Germany’s public healthcare system dates all the way back to the 19th century, and if you think “Hey, that sounds kind of old”, you’d be right – it’s actually the oldest system of its kind in Europe. Since the 1880s healthcare has changed and evolved with the times, and in its modern incarnation (the Gesetzliche Krankenversicherun, or GKV) isn’t that different from its contemporaries in the rest of Europe. If you’re a citizen who earns under €4,800, then 14.6% shared between you and your employer is automatically withheld and paid to a non-profit organization called a Krankenkassen as a form of social security. If you earn less than €850 then your employer pays the whole amount, meaning that you won’t lose that 7.3% of your gross income in order to be insured. GKV is mandatory for employees, but at the same time is inexpensive – consider it the “basic” package, covering primary care, hospital care and certain dental procedures. Other sources of treatment like glasses, dental implants on any sorts of private treatments are not covered. While it’s not possible to be registered with GKV unless you’re employed by a German company, once you’re registered all members of your household (wife/husband, children, annoying mother-in-law) can all enjoy the same benefits at no extra cost.

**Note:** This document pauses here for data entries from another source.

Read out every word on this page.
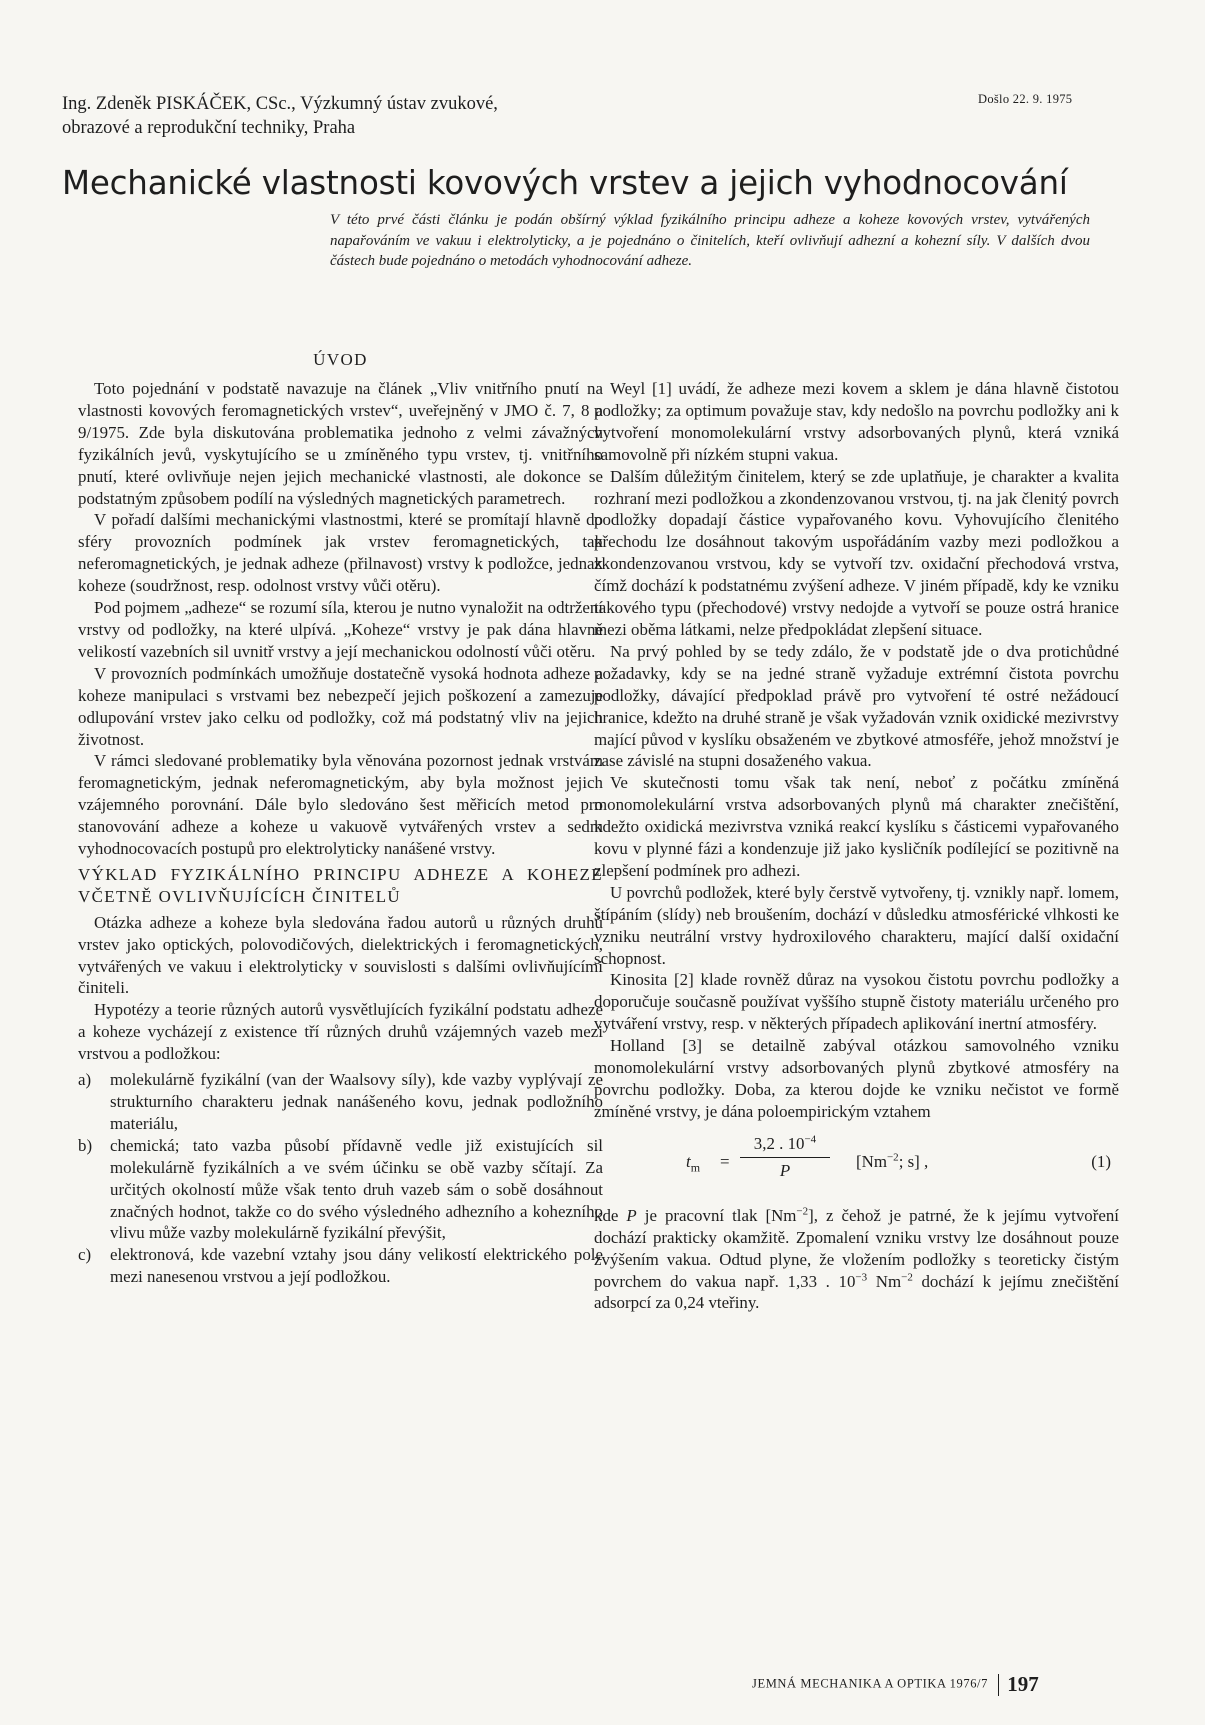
Ing. Zdeněk PISKÁČEK, CSc., Výzkumný ústav zvukové,
obrazové a reprodukční techniky, Praha
Došlo 22. 9. 1975
Mechanické vlastnosti kovových vrstev a jejich vyhodnocování
V této prvé části článku je podán obšírný výklad fyzikálního principu adheze a koheze kovových vrstev, vytvářených napařováním ve vakuu i elektrolyticky, a je pojednáno o činitelích, kteří ovlivňují adhezní a kohezní síly. V dalších dvou částech bude pojednáno o metodách vyhodnocování adheze.
ÚVOD

Toto pojednání v podstatě navazuje na článek „Vliv vnitřního pnutí na vlastnosti kovových feromagnetických vrstev“, uveřejněný v JMO č. 7, 8 a 9/1975. Zde byla diskutována problematika jednoho z velmi závažných fyzikálních jevů, vyskytujícího se u zmíněného typu vrstev, tj. vnitřního pnutí, které ovlivňuje nejen jejich mechanické vlastnosti, ale dokonce se podstatným způsobem podílí na výsledných magnetických parametrech.

V pořadí dalšími mechanickými vlastnostmi, které se promítají hlavně do sféry provozních podmínek jak vrstev feromagnetických, tak neferomagnetických, je jednak adheze (přilnavost) vrstvy k podložce, jednak koheze (soudržnost, resp. odolnost vrstvy vůči otěru).

Pod pojmem „adheze“ se rozumí síla, kterou je nutno vynaložit na odtržení vrstvy od podložky, na které ulpívá. „Koheze“ vrstvy je pak dána hlavně velikostí vazebních sil uvnitř vrstvy a její mechanickou odolností vůči otěru.

V provozních podmínkách umožňuje dostatečně vysoká hodnota adheze a koheze manipulaci s vrstvami bez nebezpečí jejich poškození a zamezuje odlupování vrstev jako celku od podložky, což má podstatný vliv na jejich životnost.

V rámci sledované problematiky byla věnována pozornost jednak vrstvám feromagnetickým, jednak neferomagnetickým, aby byla možnost jejich vzájemného porovnání. Dále bylo sledováno šest měřicích metod pro stanovování adheze a koheze u vakuově vytvářených vrstev a sedm vyhodnocovacích postupů pro elektrolyticky nanášené vrstvy.

VÝKLAD FYZIKÁLNÍHO PRINCIPU ADHEZE A KOHEZE VČETNĚ OVLIVŇUJÍCÍCH ČINITELŮ

Otázka adheze a koheze byla sledována řadou autorů u různých druhů vrstev jako optických, polovodičových, dielektrických i feromagnetických, vytvářených ve vakuu i elektrolyticky v souvislosti s dalšími ovlivňujícími činiteli.

Hypotézy a teorie různých autorů vysvětlujících fyzikální podstatu adheze a koheze vycházejí z existence tří různých druhů vzájemných vazeb mezi vrstvou a podložkou:

a) molekulárně fyzikální (van der Waalsovy síly), kde vazby vyplývají ze strukturního charakteru jednak nanášeného kovu, jednak podložního materiálu,
b) chemická; tato vazba působí přídavně vedle již existujících sil molekulárně fyzikálních a ve svém účinku se obě vazby sčítají. Za určitých okolností může však tento druh vazeb sám o sobě dosáhnout značných hodnot, takže co do svého výsledného adhezního a kohezního vlivu může vazby molekulárně fyzikální převýšit,
c) elektronová, kde vazební vztahy jsou dány velikostí elektrického pole mezi nanesenou vrstvou a její podložkou.

Weyl [1] uvádí, že adheze mezi kovem a sklem je dána hlavně čistotou podložky; za optimum považuje stav, kdy nedošlo na povrchu podložky ani k vytvoření monomolekulární vrstvy adsorbovaných plynů, která vzniká samovolně při nízkém stupni vakua.

Dalším důležitým činitelem, který se zde uplatňuje, je charakter a kvalita rozhraní mezi podložkou a zkondenzovanou vrstvou, tj. na jak členitý povrch podložky dopadají částice vypařovaného kovu. Vyhovujícího členitého přechodu lze dosáhnout takovým uspořádáním vazby mezi podložkou a zkondenzovanou vrstvou, kdy se vytvoří tzv. oxidační přechodová vrstva, čímž dochází k podstatnému zvýšení adheze. V jiném případě, kdy ke vzniku takového typu (přechodové) vrstvy nedojde a vytvoří se pouze ostrá hranice mezi oběma látkami, nelze předpokládat zlepšení situace.

Na prvý pohled by se tedy zdálo, že v podstatě jde o dva protichůdné požadavky, kdy se na jedné straně vyžaduje extrémní čistota povrchu podložky, dávající předpoklad právě pro vytvoření té ostré nežádoucí hranice, kdežto na druhé straně je však vyžadován vznik oxidické mezivrstvy mající původ v kyslíku obsaženém ve zbytkové atmosféře, jehož množství je zase závislé na stupni dosaženého vakua.

Ve skutečnosti tomu však tak není, neboť z počátku zmíněná monomolekulární vrstva adsorbovaných plynů má charakter znečištění, kdežto oxidická mezivrstva vzniká reakcí kyslíku s částicemi vypařovaného kovu v plynné fázi a kondenzuje již jako kysličník podílející se pozitivně na zlepšení podmínek pro adhezi.

U povrchů podložek, které byly čerstvě vytvořeny, tj. vznikly např. lomem, štípáním (slídy) neb broušením, dochází v důsledku atmosférické vlhkosti ke vzniku neutrální vrstvy hydroxilového charakteru, mající další oxidační schopnost.

Kinosita [2] klade rovněž důraz na vysokou čistotu povrchu podložky a doporučuje současně používat vyššího stupně čistoty materiálu určeného pro vytváření vrstvy, resp. v některých případech aplikování inertní atmosféry.

Holland [3] se detailně zabýval otázkou samovolného vzniku monomolekulární vrstvy adsorbovaných plynů zbytkové atmosféry na povrchu podložky. Doba, za kterou dojde ke vzniku nečistot ve formě zmíněné vrstvy, je dána poloempirickým vztahem

$t_m = \frac{3,2 . 10^{-4}}{P} [Nm^{-2}$; s] ,	(1)

kde P je pracovní tlak $[Nm^{-2}]$, z čehož je patrné, že k jejímu vytvoření dochází prakticky okamžitě. Zpomalení vzniku vrstvy lze dosáhnout pouze zvýšením vakua. Odtud plyne, že vložením podložky s teoreticky čistým povrchem do vakua např. 1,33 . $10^{-3}$ $Nm^{-2}$ dochází k jejímu znečištění adsorpcí za 0,24 vteřiny.

JEMNÁ MECHANIKA A OPTIKA 1976/7 197
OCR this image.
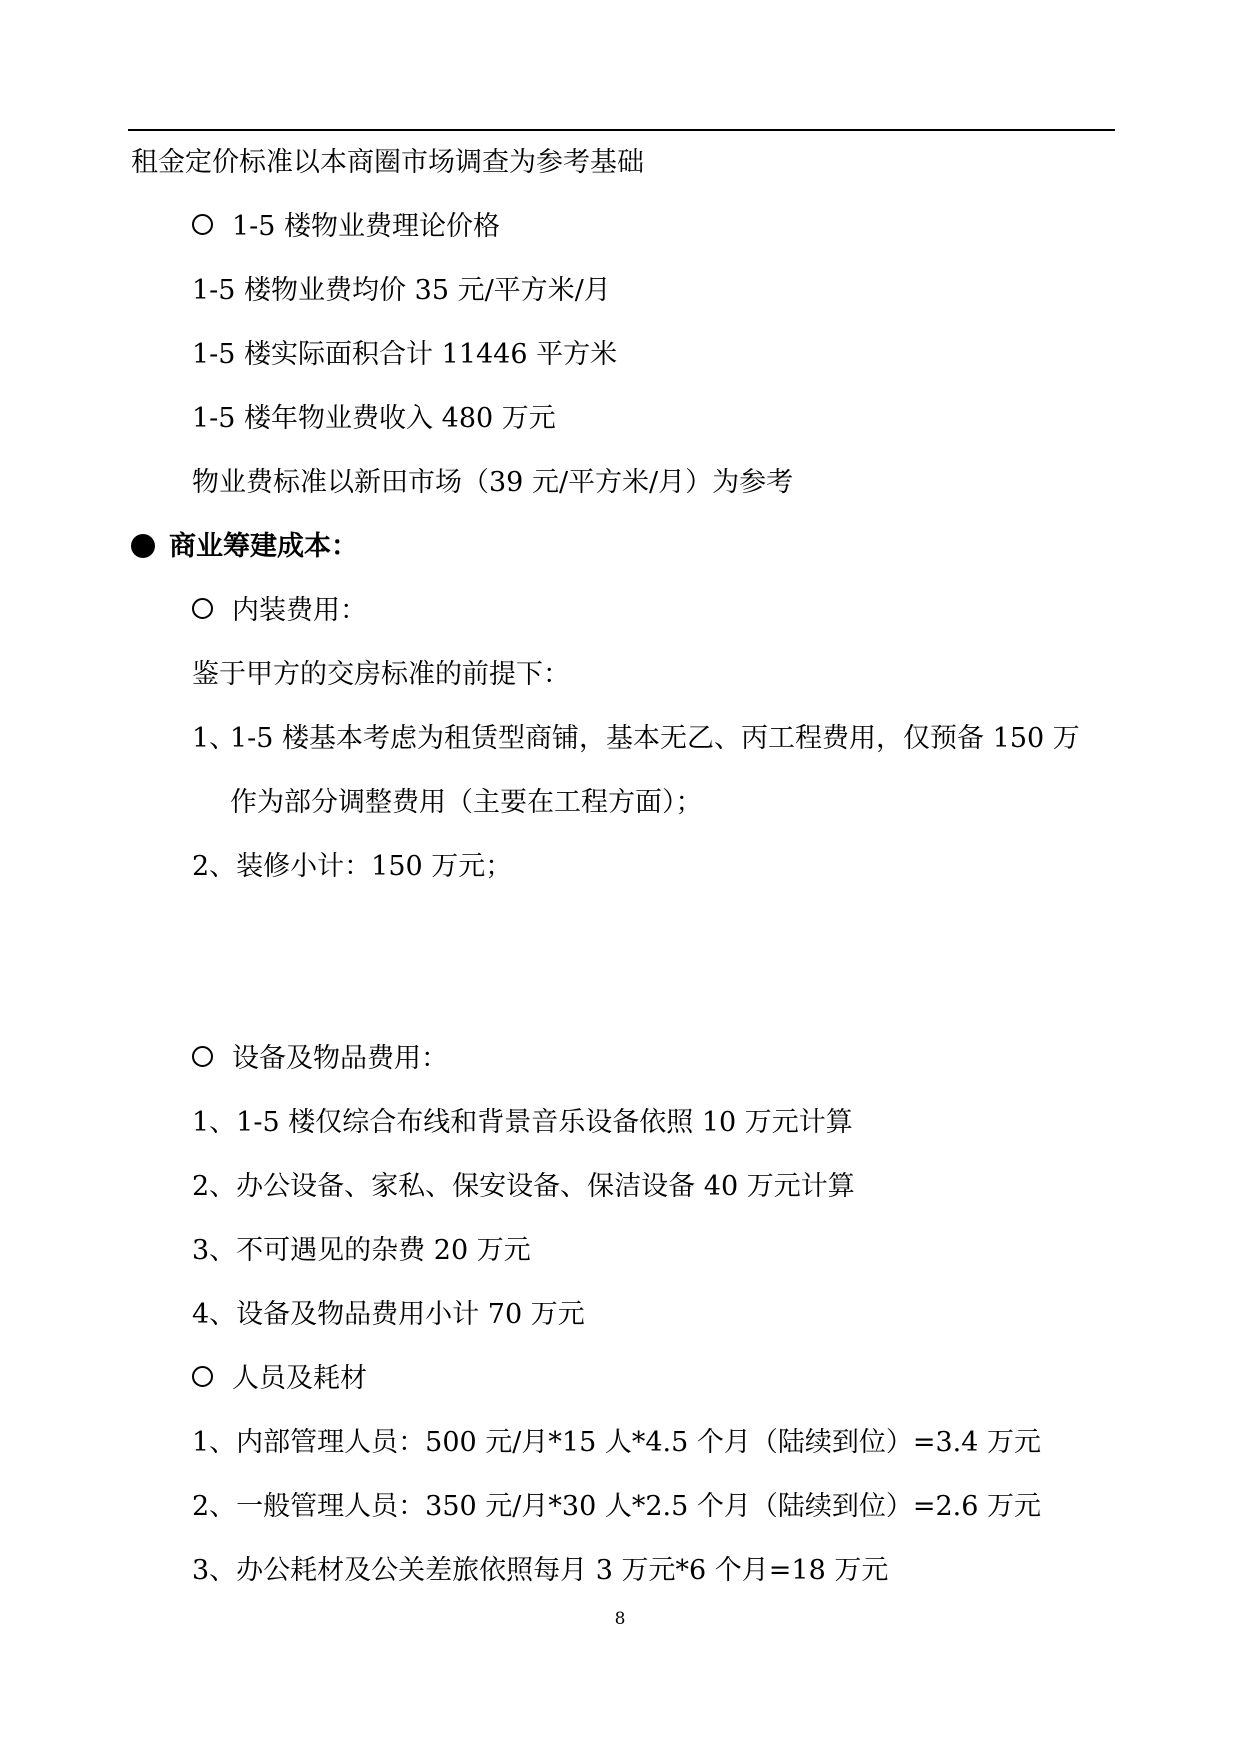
租金定价标准以本商圈市场调查为参考基础
1-5 楼物业费理论价格
1-5 楼物业费均价 35 元/平方米/月
1-5 楼实际面积合计 11446 平方米
1-5 楼年物业费收入 480 万元
物业费标准以新田市场（39 元/平方米/月）为参考
商业筹建成本：
内装费用：
鉴于甲方的交房标准的前提下：
1、1-5 楼基本考虑为租赁型商铺，基本无乙、丙工程费用，仅预备 150 万
作为部分调整费用（主要在工程方面）；
2、装修小计：150 万元；
设备及物品费用：
1、1-5 楼仅综合布线和背景音乐设备依照 10 万元计算
2、办公设备、家私、保安设备、保洁设备 40 万元计算
3、不可遇见的杂费 20 万元
4、设备及物品费用小计 70 万元
人员及耗材
1、内部管理人员：500 元/月*15 人*4.5 个月（陆续到位）=3.4 万元
2、一般管理人员：350 元/月*30 人*2.5 个月（陆续到位）=2.6 万元
3、办公耗材及公关差旅依照每月 3 万元*6 个月=18 万元
8
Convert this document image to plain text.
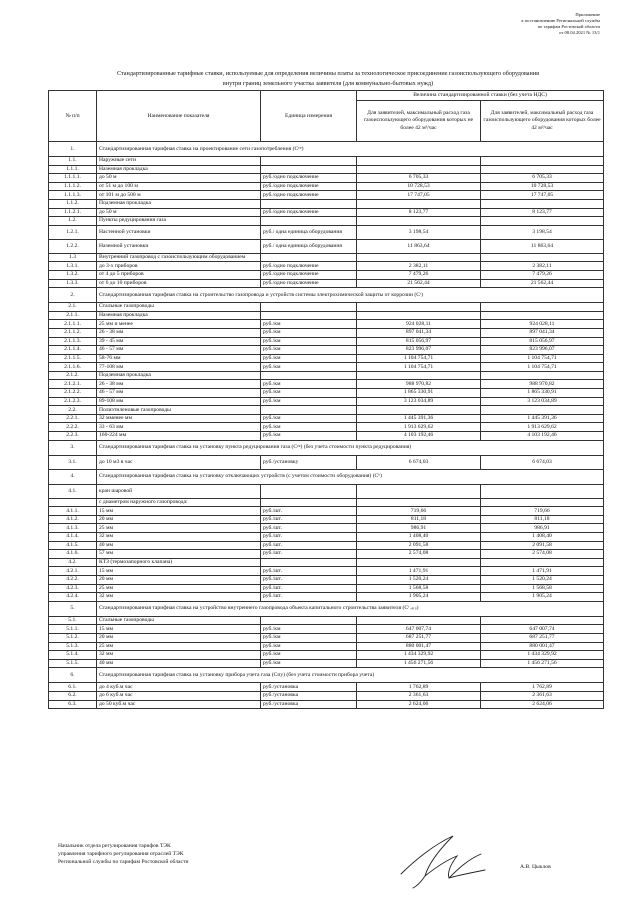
Приложение
к постановлению Региональной службы
по тарифам Ростовской области
от 08.04.2021 № 13/1
Стандартизированные тарифные ставки, используемые для определения величины платы за технологическое присоединение газоиспользующего оборудования
внутри границ земельного участка заявителя (для коммунально-бытовых нужд)
№ п/п	Наименование показателя	Единица измерения	Величина стандартизированной ставки (без учета НДС)	
			Для заявителей, максимальный расход газа газоиспользующего оборудования которых не более 42 м³/час	Для заявителей, максимальный расход газа газоиспользующего оборудования которых более 42 м³/час
1.	Стандартизированная тарифная ставка на проектирование сети газопотребления (Cᵖᵖ)			
1.1.	Наружные сети			
1.1.1.	Наземная прокладка			
1.1.1.1.	до 50 м	руб./одно подключение	6 705,33	6 705,33
1.1.1.2.	от 51 м до 100 м	руб./одно подключение	10 728,53	10 728,53
1.1.1.3.	от 101 м до 500 м	руб./одно подключение	17 747,05	17 747,05
1.1.2.	Подземная прокладка			
1.1.2.1.	до 50 м	руб./одно подключение	8 123,77	8 123,77
1.2.	Пункты редуцирования газа			
1.2.1.	Настенной установки	руб./ одна единица оборудования	3 198,54	3 198,54
1.2.2.	Наземной установки	руб./ одна единица оборудования	11 863,64	11 863,64
1.3	Внутренний газопровод с газоиспользующим оборудованием			
1.3.1.	до 3-х приборов	руб./одно подключение	2 382,11	2 382,11
1.3.2.	от 4 до 5 приборов	руб./одно подключение	7 479,26	7 479,26
1.3.3.	от 6 до 10 приборов	руб./одно подключение	21 562,44	21 562,44
2.	Стандартизированная тарифная ставка на строительство газопровода и устройств системы электрохимической защиты от коррозии (Cᵗ)			
2.1.	Стальные газопроводы			
2.1.1.	Наземная прокладка			
2.1.1.1.	25 мм и менее	руб./км	924 028,11	924 028,11
2.1.1.2.	26 - 38 мм	руб./км	897 041,34	897 041,34
2.1.1.3.	39 - 45 мм	руб./км	815 056,97	815 056,97
2.1.1.4.	46 - 57 мм	руб./км	823 996,07	823 996,07
2.1.1.5.	58-76 мм	руб./км	1 104 754,71	1 104 754,71
2.1.1.6.	77-108 мм	руб./км	1 104 754,71	1 104 754,71
2.1.2.	Подземная прокладка			
2.1.2.1.	26 - 38 мм	руб./км	988 970,82	988 970,82
2.1.2.2.	46 - 57 мм	руб./км	1 865 330,91	1 865 330,91
2.1.2.3.	89-108 мм	руб./км	3 123 034,89	3 123 034,89
2.2.	Полиэтиленовые газопроводы			
2.2.1.	32 мменее мм	руб./км	1 445 391,36	1 445 391,36
2.2.2.	33 - 63 мм	руб./км	1 913 629,62	1 913 629,62
2.2.3.	160-224 мм	руб./км	4 103 192,46	4 103 192,46
3.	Стандартизированная тарифная ставка на установку пункта редуцирования газа (Cᵖᵍ) (без учета стоимости пункта редуцирования)			
3.1.	до 10 м3 в час	руб./установку	6 674,03	6 674,03
4.	Стандартизированная тарифная ставка на установку отключающих устройств (с учетом стоимости оборудования) (Cᵏ)			
4.1.	кран шаровой			
	с диаметром наружного газопровода:			
4.1.1.	15 мм	руб./шт.	719,66	719,66
4.1.2.	20 мм	руб./шт.	811,18	811,18
4.1.3.	25 мм	руб./шт.	986,91	986,91
4.1.4.	32 мм	руб./шт.	1 408,40	1 408,40
4.1.5.	40 мм	руб./шт.	2 091,58	2 091,58
4.1.6.	57 мм	руб./шт.	2 574,08	2 574,08
4.2.	КТЗ (термозапорного клапана)			
4.2.1.	15 мм	руб./шт.	1 471,91	1 471,91
4.2.2.	20 мм	руб./шт.	1 520,24	1 520,24
4.2.3.	25 мм	руб./шт.	1 568,58	1 568,58
4.2.4.	32 мм	руб./шт.	1 905,24	1 905,24
5.	Стандартизированная тарифная ставка на устройство внутреннего газопровода объекта капитального строительства заявителя (Cᵗ ₒₖₛ)			
5.1.	Стальные газопроводы			
5.1.1.	15 мм	руб./км	647 007,74	647 007,74
5.1.2.	20 мм	руб./км	687 251,77	687 251,77
5.1.3.	25 мм	руб./км	880 001,47	880 001,47
5.1.4.	32 мм	руб./км	1 434 329,92	1 434 329,92
5.1.5.	40 мм	руб./км	1 456 271,56	1 456 271,56
6.	Стандартизированная тарифная ставка на установку прибора учета газа (Cпу) (без учета стоимости прибора учета)			
6.1.	до 4 куб.м час	руб./установка	1 762,89	1 762,89
6.2.	до 6 куб.м час	руб./установка	2 361,63	2 361,63
6.3.	до 50 куб.м час	руб./установка	2 624,06	2 624,06
Начальник отдела регулирования тарифов ТЭК
управления тарифного регулирования отраслей ТЭК
Региональной службы по тарифам Ростовской области
А.В. Цыклов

But let’s imagine that this peasant public insurance isn’t for you. No, you’re earning a lot more money (or, well, at least more than €4,800 a month), or maybe you’re an artist, freelancer, part-time worker or anyone who doesn’t qualify for the GKV. In that case no worries, the Private Krankenversicherung (or PKV) is for you. It covers a lot more potential problems than the GKV, but of course, the downside is that it’s paid separately from your salary (up to about €300 per month, depending on your insurance company and plan). The benefit of having a PKV in Germany as opposed to other countries, however, is that if you qualify for it you can opt out of the GKV, meaning that you get that 7.3% of your salary that’s typically reserved for insurance back.
If you’re not employed by a company and thus qualifying for a GKV, then doing some research on the PKV might be in your best interest. Though if you’re a citizen of an EU nation and only in Germany temporarily (under 3 months), you could be eligible for free health care as long as you’ve got an EHIC (European Health Insurance Card), though this solution still incurs some costs and isn’t ideal if you live in the country for longer than a few months. If you’re planning on becoming a German citizen, then a GKV or PKV might be a fantastic first step!